As commercial sugarcane cultivars distribute approximately one-third of their carbon in sucrose, it is important to study the metabolism of sugar production and the main agents that regulate it. One of the results presented in the published paper focuses precisely on the synthesis of this type of carbohydrate. Cultivar SP80-3280 has particular regulatory elements involved in the production of sucrose that were never found in its ancestor S. spontaneum. The other two-thirds of the carbon in the cultivated sugarcane goes to structures such as the stem and cell walls in general.

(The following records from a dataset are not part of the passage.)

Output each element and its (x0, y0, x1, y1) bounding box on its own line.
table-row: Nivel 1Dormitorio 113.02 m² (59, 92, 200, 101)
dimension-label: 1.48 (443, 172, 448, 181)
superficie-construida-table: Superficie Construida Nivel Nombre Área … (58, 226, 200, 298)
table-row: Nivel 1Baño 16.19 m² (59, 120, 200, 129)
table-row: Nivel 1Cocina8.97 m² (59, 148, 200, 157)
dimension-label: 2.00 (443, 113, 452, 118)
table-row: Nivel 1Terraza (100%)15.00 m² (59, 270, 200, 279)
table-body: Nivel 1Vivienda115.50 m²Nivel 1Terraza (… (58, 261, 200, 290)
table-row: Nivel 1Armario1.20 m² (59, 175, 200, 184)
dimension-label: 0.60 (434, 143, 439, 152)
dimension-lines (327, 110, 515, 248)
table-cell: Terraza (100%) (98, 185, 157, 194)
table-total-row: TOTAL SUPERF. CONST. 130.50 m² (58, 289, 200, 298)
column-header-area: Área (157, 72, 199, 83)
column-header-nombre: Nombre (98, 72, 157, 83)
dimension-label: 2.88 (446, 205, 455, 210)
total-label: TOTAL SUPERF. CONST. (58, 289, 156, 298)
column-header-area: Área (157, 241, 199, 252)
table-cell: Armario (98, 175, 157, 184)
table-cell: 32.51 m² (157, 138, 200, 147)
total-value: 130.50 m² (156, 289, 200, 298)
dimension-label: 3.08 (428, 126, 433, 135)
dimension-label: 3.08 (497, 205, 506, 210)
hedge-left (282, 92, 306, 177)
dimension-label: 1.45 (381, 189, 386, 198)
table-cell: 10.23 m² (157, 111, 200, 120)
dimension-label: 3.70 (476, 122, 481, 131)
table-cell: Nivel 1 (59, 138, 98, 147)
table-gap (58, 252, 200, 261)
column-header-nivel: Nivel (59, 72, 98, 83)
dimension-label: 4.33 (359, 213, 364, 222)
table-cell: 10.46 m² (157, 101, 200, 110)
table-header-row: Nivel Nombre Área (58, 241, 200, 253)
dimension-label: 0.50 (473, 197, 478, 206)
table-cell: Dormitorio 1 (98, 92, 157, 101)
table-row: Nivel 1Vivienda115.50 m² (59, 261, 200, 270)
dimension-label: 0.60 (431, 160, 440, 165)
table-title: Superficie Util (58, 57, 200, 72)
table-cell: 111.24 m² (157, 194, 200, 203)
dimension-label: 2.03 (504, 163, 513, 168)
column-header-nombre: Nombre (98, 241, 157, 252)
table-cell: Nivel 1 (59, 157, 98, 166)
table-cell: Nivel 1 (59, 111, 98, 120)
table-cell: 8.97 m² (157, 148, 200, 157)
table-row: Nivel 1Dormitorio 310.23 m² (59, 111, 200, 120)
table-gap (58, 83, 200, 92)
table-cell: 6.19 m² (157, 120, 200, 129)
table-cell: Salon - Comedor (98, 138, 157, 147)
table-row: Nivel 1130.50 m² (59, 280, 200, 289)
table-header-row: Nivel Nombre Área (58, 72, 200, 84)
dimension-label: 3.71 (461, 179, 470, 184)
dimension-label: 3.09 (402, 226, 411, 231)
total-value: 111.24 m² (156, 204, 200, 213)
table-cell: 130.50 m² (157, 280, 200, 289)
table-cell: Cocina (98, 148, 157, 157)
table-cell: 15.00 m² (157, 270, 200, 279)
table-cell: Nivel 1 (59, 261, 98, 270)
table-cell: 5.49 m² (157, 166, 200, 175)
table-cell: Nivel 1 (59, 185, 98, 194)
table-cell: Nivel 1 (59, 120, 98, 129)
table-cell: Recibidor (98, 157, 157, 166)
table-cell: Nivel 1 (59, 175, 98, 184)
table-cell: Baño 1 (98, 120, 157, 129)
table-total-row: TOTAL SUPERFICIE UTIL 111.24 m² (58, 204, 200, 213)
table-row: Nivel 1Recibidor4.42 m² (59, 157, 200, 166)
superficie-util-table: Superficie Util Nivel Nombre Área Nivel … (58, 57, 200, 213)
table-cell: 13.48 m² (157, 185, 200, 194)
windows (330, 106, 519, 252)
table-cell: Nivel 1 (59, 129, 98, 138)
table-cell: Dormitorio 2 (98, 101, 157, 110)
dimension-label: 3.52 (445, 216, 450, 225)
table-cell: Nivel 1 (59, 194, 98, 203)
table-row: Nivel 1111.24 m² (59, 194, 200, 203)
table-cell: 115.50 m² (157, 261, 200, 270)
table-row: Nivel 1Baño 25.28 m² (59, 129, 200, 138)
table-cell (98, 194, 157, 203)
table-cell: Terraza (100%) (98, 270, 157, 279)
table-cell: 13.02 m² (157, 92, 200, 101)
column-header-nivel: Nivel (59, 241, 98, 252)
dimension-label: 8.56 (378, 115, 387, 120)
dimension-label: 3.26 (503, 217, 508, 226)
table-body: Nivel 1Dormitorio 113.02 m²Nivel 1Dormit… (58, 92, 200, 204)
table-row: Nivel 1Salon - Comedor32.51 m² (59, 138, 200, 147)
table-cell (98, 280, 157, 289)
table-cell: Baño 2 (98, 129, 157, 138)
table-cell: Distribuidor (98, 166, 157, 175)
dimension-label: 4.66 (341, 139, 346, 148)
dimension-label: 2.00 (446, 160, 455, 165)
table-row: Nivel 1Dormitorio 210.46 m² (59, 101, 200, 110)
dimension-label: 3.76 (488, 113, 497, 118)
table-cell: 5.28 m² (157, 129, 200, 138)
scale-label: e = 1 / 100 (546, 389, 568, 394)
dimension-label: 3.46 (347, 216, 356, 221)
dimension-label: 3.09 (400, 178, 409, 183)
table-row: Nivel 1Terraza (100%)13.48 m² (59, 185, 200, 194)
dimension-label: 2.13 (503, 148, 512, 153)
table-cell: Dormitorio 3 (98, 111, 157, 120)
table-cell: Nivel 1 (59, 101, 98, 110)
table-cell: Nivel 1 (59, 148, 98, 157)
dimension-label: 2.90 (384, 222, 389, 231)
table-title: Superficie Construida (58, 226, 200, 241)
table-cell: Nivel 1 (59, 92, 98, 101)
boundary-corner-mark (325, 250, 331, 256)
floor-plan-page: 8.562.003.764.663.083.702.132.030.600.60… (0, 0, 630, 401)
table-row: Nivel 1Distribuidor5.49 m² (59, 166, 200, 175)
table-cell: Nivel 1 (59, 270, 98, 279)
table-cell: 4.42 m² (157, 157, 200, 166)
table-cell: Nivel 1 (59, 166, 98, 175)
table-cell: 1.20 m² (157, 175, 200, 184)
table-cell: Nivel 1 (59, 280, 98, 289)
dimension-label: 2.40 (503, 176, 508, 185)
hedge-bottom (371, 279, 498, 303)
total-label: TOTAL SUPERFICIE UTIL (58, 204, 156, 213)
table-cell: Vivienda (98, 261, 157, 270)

Due to their high lignin content—a molecule responsible for rigidity—these hard parts can be burned in boilers as fuel.
In this context, the scientific discoveries indicate that the genetic sequences of the Brazilian cultivar that regulate the carbon partition process are within the networks of genes defined during plant growth and maturation. “It is fundamental to understand all of these processes that involve carbon, sugar, and fibers when considering genetic improvement,” Souza adds.
According to the study authors, the global yield of sugarcane, 84 tons per hectare, represents only 20% of the plant’s potential, estimated at 381 tons per hectare. This projection encourages an international race to develop both conventional and biotechnology-based sugarcane improvement strategies. With the more traditional approach, productivity gains have been small, from 1% to 1.5% per year.
This modest advance drives the demand for new technologies. In this context, this genomic work means a step forward in the dispute, which is unfolding on commercial grounds. “In addition to France and China, the United States is also now looking to assemble a complete sugarcane genome, but it has not yet been published,” says Souza.
1. Sugarcane signaling and regulatory networks (nº 08/52146-0); Grant Mechanism Thematic Project; Bioenergy Research Program (BIOEN); FAPEMIG Agreement; Principal Investigator Glaucia Souza (USP); Investment R$4,318,073.60.
2. Sugarcane genome sequence: Plant transposable elements are active contributors to gene structure variation, regulation and function (nº 08/52074-0); Grant Mechanism Thematic Project; BIOEN Program; Principal Investigator Marie-Anne Van Sluys (USP); Investment R$4,190,155.40.
Souza, G.M. & Van Sluys, M.A. et al. Assembly of the 373K gene space of the polyploid sugarcane genome reveals reservoirs of functional diversity in the world’s leading biomass crop. GigaScience. In press.